After a day walking along the meandering river I was nearing the end of another day's walk. My destination for the day was Goring and I had a room booked at an Inn named 'The Taurus'. As I approached Cleve Lock I saw a massive Dutch-style houseboat, moored by the riverbank. It was black and easily twenty feet wide. I'd seen a number of them on the Amsterdam canals and marvelled at how someone had brought this one so far up river. As I drew closer I could make out details. The 'house' section rose some eighteen inches above the deck and spanned all but a foot or so of the deck on either side with a gently sloping roof. There were a couple of what I took to be either funnels or smoke stacks, a satellite dish and some aerials and aft was a glazed box roughly the size of four telephone boxes in a square. I could just make out the outline of a person inside it. There was a Black Labrador lying in a foetal position near the bow, its greying muzzle and docile nature telling me it was a senior dog. It mewled pathetically at my approach.
"Hello dog." I said pausing by a gangplank that connected the boat, moored approximately three feet out into the water.
"Her name's 'Rosie', just like this boat." A prim-educated voice called from astern. I looked up to see a fifty-something woman (I was later to learn she'd just turned sixty), moving down the boat towards me. She was about my height with a 'pear-shaped' physique and an ample bosom, accentuated by a tight-fitting white t-shirt with an anchor and chain symbol emblazoned across the chest. Boot-cut jeans turned up at the ankles, a pair of cork flip-flops and a black leather Breton fisherman's cap atop short ginger hair, completed the ensemble. She stopped beside the dog and I could see that she had a face that in her youth was probably quite attractive, though now it was somewhat weather-beaten and lined, with a small cluster of pale freckles on and around her nose and cheeks that had survived puberty.

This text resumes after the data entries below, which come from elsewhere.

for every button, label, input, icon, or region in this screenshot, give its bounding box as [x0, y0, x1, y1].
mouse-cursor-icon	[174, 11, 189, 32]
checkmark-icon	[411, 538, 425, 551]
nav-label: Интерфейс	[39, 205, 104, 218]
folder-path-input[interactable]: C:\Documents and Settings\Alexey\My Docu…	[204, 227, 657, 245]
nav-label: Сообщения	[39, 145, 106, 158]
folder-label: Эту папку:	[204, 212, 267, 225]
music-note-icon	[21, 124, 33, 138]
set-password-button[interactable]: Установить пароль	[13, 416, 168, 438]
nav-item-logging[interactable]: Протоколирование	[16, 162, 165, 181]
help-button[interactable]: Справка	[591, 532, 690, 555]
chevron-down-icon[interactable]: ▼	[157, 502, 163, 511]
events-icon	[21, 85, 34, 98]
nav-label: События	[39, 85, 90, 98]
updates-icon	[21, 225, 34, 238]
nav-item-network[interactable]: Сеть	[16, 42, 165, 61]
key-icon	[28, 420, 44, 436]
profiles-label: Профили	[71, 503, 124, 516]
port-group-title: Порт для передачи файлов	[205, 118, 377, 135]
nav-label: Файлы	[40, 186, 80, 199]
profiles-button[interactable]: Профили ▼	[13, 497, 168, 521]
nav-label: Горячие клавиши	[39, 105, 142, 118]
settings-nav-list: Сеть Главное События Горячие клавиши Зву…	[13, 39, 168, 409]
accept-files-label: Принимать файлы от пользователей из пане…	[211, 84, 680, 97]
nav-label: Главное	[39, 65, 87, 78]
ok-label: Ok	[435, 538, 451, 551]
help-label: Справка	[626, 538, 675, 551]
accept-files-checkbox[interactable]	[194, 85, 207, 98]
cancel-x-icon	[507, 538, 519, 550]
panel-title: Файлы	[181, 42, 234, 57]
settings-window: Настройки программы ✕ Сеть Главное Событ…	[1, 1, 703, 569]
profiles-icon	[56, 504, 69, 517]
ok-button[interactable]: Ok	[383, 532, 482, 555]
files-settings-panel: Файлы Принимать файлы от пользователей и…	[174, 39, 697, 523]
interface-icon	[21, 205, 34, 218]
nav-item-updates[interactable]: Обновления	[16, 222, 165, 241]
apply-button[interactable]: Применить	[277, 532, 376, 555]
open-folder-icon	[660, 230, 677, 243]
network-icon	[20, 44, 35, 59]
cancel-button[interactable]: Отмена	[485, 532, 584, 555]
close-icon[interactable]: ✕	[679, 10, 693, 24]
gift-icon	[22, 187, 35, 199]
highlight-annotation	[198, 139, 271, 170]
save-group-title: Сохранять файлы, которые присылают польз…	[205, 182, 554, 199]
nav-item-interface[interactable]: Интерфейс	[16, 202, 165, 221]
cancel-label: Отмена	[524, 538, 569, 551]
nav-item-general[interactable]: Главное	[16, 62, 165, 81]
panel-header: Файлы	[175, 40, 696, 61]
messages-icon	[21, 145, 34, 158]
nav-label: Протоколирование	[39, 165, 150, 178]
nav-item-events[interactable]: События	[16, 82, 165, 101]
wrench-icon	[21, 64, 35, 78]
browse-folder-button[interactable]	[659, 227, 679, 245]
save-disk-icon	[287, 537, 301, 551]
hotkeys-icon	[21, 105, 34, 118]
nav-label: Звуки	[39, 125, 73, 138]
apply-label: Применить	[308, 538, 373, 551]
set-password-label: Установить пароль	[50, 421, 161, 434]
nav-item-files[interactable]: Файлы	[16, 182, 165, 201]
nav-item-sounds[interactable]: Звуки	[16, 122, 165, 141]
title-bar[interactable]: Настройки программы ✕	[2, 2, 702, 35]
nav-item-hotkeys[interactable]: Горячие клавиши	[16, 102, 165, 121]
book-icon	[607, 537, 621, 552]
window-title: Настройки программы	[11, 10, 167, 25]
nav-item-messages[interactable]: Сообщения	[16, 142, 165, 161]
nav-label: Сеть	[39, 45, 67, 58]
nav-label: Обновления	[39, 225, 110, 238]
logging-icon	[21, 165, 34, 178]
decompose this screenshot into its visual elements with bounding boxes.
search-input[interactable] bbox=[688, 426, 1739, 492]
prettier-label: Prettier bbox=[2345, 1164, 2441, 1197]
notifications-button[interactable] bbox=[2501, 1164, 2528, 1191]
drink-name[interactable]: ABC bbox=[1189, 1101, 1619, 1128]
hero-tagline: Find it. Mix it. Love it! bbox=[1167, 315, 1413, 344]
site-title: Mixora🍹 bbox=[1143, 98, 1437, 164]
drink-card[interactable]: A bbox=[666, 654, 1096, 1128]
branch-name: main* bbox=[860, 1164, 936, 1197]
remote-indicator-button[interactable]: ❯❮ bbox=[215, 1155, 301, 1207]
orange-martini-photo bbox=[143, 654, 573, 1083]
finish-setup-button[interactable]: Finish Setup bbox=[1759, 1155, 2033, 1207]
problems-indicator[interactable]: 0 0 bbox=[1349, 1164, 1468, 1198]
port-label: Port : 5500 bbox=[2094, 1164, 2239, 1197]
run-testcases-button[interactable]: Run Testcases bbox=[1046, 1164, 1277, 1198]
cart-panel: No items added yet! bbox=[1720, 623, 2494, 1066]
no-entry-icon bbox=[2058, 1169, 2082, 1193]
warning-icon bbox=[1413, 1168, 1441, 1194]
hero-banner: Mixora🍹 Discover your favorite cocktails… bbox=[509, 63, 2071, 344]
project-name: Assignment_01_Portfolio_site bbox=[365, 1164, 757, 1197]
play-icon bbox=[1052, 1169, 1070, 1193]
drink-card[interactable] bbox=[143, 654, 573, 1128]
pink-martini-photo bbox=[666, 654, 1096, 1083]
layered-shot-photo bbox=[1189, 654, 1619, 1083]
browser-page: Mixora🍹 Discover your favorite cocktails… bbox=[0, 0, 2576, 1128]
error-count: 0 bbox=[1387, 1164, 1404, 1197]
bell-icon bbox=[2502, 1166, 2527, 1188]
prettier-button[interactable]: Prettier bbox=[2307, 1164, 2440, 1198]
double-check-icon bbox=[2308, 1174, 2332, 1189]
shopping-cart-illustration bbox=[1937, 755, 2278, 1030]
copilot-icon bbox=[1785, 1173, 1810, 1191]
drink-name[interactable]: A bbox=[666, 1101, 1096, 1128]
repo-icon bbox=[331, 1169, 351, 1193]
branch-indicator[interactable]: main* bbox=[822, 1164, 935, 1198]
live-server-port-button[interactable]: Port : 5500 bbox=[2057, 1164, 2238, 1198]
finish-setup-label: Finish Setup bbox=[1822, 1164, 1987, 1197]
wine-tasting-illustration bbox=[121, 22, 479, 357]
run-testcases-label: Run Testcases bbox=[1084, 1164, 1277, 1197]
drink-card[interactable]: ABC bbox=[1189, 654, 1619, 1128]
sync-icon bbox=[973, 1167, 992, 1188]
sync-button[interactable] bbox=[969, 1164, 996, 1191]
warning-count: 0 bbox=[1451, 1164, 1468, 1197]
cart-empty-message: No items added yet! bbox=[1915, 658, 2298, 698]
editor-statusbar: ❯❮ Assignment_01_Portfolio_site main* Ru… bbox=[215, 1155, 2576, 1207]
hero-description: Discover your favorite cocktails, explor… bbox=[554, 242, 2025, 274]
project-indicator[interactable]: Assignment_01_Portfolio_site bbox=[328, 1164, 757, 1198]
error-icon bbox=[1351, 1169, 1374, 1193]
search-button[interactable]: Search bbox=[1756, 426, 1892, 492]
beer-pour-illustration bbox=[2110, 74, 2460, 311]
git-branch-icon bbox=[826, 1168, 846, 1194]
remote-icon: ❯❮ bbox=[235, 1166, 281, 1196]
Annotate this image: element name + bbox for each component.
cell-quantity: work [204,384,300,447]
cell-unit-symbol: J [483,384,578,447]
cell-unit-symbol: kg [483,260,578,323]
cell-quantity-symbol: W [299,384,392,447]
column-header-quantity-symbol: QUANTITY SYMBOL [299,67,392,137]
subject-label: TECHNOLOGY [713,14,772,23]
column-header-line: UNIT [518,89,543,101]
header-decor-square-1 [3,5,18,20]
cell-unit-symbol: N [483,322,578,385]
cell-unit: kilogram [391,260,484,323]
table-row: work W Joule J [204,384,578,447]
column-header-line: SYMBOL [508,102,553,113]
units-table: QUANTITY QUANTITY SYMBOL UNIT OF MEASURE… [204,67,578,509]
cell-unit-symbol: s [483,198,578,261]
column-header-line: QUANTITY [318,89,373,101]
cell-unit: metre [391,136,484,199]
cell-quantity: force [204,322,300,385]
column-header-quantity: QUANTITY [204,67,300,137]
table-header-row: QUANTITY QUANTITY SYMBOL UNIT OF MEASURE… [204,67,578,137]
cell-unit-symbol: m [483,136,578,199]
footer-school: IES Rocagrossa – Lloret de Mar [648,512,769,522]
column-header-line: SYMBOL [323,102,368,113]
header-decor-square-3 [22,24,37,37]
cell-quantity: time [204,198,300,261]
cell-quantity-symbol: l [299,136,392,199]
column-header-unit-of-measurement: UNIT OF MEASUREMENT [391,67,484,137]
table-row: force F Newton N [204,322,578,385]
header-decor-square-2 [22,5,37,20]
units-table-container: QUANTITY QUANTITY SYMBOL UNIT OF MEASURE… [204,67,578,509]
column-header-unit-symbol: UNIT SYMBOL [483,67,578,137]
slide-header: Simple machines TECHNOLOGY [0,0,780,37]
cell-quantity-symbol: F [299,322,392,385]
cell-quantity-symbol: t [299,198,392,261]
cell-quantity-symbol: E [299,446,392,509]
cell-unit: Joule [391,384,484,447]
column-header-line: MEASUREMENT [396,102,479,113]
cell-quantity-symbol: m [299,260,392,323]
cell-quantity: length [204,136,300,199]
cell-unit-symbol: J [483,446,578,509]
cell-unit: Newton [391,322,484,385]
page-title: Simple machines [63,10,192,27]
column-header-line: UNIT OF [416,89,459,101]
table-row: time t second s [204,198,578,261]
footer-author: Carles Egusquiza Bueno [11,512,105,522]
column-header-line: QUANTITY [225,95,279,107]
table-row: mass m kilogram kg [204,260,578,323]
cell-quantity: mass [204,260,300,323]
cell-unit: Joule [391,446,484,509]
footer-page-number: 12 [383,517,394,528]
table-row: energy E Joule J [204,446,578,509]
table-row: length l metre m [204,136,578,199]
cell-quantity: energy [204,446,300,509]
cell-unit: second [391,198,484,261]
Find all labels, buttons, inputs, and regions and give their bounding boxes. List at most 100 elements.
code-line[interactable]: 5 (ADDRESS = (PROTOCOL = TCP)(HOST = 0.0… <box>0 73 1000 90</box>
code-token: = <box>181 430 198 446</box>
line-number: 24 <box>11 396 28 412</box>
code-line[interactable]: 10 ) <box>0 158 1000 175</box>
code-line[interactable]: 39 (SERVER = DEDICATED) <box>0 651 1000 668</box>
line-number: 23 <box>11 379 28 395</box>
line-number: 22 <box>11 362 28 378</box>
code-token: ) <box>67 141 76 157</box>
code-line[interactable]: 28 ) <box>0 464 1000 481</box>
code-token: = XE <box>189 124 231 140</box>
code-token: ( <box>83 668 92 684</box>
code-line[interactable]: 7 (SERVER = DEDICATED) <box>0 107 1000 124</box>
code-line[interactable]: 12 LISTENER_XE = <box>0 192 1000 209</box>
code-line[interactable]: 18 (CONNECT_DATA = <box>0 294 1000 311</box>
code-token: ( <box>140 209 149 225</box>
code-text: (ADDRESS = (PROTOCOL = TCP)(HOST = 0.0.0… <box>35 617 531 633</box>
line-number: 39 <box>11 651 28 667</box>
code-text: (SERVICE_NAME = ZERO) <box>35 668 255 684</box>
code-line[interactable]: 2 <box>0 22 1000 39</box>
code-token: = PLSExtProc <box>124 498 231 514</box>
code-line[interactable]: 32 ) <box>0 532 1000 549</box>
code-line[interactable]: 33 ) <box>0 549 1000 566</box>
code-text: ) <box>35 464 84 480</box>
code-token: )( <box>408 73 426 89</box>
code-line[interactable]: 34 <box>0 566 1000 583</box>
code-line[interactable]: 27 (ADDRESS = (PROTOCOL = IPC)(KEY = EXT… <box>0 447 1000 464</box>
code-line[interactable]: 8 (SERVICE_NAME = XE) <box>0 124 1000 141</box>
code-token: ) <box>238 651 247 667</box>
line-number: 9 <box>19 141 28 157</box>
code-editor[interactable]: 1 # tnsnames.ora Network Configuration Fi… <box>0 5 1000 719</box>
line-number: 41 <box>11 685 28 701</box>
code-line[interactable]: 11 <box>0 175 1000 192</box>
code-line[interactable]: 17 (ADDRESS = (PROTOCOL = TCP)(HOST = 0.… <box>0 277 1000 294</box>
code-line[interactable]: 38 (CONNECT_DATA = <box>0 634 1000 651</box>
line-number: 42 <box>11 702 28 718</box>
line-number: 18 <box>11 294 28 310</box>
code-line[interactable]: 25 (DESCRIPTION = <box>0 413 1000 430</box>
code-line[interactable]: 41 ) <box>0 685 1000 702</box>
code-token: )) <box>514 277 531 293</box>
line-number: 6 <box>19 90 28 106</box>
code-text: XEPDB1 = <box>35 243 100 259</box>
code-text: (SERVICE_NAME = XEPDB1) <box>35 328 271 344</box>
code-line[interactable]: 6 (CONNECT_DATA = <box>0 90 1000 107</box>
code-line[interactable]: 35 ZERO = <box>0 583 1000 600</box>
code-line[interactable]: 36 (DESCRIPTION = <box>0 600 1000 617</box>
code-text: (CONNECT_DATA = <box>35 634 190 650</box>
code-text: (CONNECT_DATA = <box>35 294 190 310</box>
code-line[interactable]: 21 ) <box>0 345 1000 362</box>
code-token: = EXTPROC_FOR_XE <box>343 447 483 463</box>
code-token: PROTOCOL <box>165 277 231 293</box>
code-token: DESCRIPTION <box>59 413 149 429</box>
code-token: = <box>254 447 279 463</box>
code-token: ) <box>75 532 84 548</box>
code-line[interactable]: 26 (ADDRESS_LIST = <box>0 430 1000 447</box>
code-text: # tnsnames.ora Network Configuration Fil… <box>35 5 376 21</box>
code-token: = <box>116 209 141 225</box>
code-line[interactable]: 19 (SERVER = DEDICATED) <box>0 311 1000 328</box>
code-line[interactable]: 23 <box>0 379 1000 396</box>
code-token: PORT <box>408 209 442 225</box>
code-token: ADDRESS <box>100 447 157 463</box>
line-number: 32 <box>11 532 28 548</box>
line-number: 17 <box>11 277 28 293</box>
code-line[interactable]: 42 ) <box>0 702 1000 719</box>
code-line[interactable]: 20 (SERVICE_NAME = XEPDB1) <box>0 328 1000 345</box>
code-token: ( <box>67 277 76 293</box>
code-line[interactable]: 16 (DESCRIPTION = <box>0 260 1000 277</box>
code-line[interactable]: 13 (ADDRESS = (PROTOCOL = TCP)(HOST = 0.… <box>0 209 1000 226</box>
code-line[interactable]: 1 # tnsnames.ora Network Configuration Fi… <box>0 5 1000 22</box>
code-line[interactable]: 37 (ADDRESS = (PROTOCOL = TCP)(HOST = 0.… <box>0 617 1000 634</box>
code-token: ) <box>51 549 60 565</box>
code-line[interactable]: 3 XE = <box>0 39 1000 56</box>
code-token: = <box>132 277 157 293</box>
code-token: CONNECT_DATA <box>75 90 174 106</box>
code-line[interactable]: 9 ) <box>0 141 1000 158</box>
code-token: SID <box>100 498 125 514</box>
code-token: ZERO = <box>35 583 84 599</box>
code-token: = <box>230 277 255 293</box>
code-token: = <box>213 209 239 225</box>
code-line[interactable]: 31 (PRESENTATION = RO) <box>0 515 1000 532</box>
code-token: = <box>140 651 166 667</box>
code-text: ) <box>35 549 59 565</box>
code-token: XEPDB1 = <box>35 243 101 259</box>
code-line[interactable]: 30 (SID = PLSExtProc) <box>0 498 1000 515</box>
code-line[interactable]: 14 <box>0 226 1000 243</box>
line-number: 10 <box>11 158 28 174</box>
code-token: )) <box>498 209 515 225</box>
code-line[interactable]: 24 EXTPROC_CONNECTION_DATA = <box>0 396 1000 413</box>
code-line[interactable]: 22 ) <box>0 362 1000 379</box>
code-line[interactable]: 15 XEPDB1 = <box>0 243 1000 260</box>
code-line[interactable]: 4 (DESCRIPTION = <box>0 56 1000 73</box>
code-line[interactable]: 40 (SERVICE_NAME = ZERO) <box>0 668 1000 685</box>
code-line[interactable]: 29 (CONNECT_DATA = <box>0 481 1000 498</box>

"Hello Rosie." I cooed at the dog.
"My name's Angela by the way. Now let me guess, Thames River walker?" Angela stooped down and extended her hand. In order to take it I had to step up onto the boarding ramp.
"What gave me away?" I quipped back after a brief handshake. I stepped back onto the path, my 'gaydar' screaming 'dyke'!
"Got much farther to go today?" Angela asked.
"I'm booked into the Taurus in town." I replied.
"That's my local. Most nights, weather-permitting I like to go there for a drink before bed. I might see you in there later." She waved goodbye to me as I pressed on.
The Taurus Inn was a little way off the river, but not too far. A quaint little pub with a picture of the night sky with the constellation that bore its name on the sign outside. Inside it was a typical quaint, English country pub. There were a number of people already in there when I stepped in around 7.00 in the evening. Judging by their attire it was a mix of locals and tourists, mainly fellow Thames hikers. Music played in a juke box, the sound of a dozen or so conversations challenging the music box for noise. I nodded a few greetings whenever I made eye contact with patrons and walked to the bar.
"My name's Amy -- I booked a room here online." I said to the Landlady, a short, rotund lady in her fifties with a mop of dark hair that looked like a bird's nest stuck on her head. She smiled at me and walked over to a where she'd left a clipboard with a computer print-out on it. She kept a pair of reading glasses on a long-chain around her neck and put them on. She consulted the list, muttering my name over and over.
"Oh dear." She said.
"What, what is it?" I asked, suddenly concerned.
"It's these bloody computers, excuse my French." She replied.